One could speculate as to whether there was some security motivation for the government’s action. However, this is unlikely because all the people affected have already been issued visas by the Australian government and therefore have been subject to whatever level of security scrutiny that the government thought necessary. The affected people are not in any way the same as people arriving unauthorised by sea without identity documents.
In the absence of objectively justifiable reasons, one can only speculate about the underlying reasons for the government’s action. Is this just the reaction to the growing community unease about the scale of immigration and their inability to explain immigration policy effectively? Are there interest groups that have pushed for this? Having chosen to leave Australia’s immigration administration locked in the Department of Home Affairs, are they now feeling the weight of backlogs everywhere such that even a small surge of new applications is frightening?
The precedent set here is very concerning.

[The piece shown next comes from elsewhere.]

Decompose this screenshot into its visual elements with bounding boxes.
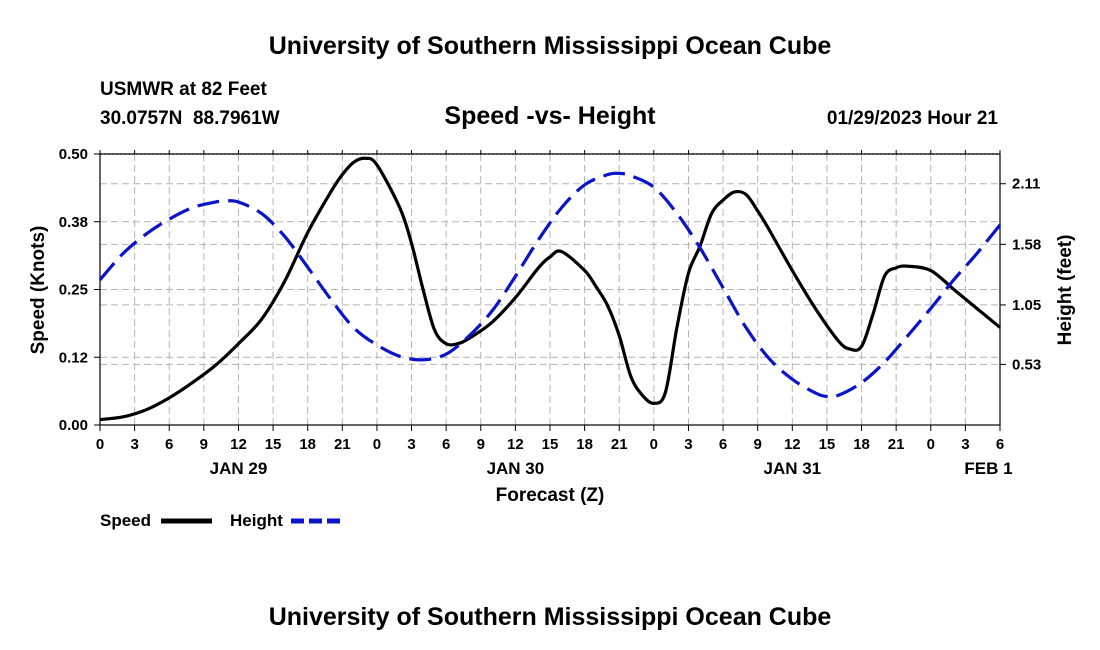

Is Australia now going to prevent visitor visa holders from every country affected by a crisis from coming to Australia because some of them might apply for asylum? Now that the power exists, governments will be pressed to use it in relation to a whole range of current and future international situations. They will have to justify themselves if they do not use it. There is a high risk of being used for blatantly discriminatory reasons in future.
The history of immigration powers introduced for a limited purpose is that they gradually get used over time in a much broader way than ever originally spelt out. The excessive use of the deportation power for convicted criminals, which used to be legislatively limited to those who had spent less than 10 years in Australia, is a classic example. Now that the powers are in place, and a precedent has been established, Australian governments will have to consider pausing or stopping the arrival of temporary visa holders from any country that is in a conflict situation.
This is yet another complex and controversial power added to Australia’s burgeoning Migration Act. Does anyone remember Clare O’Neil’s completely non-credible commitment as the new Labor Home Affairs Minister in 2022 to radically simplify Australia’s immigration system?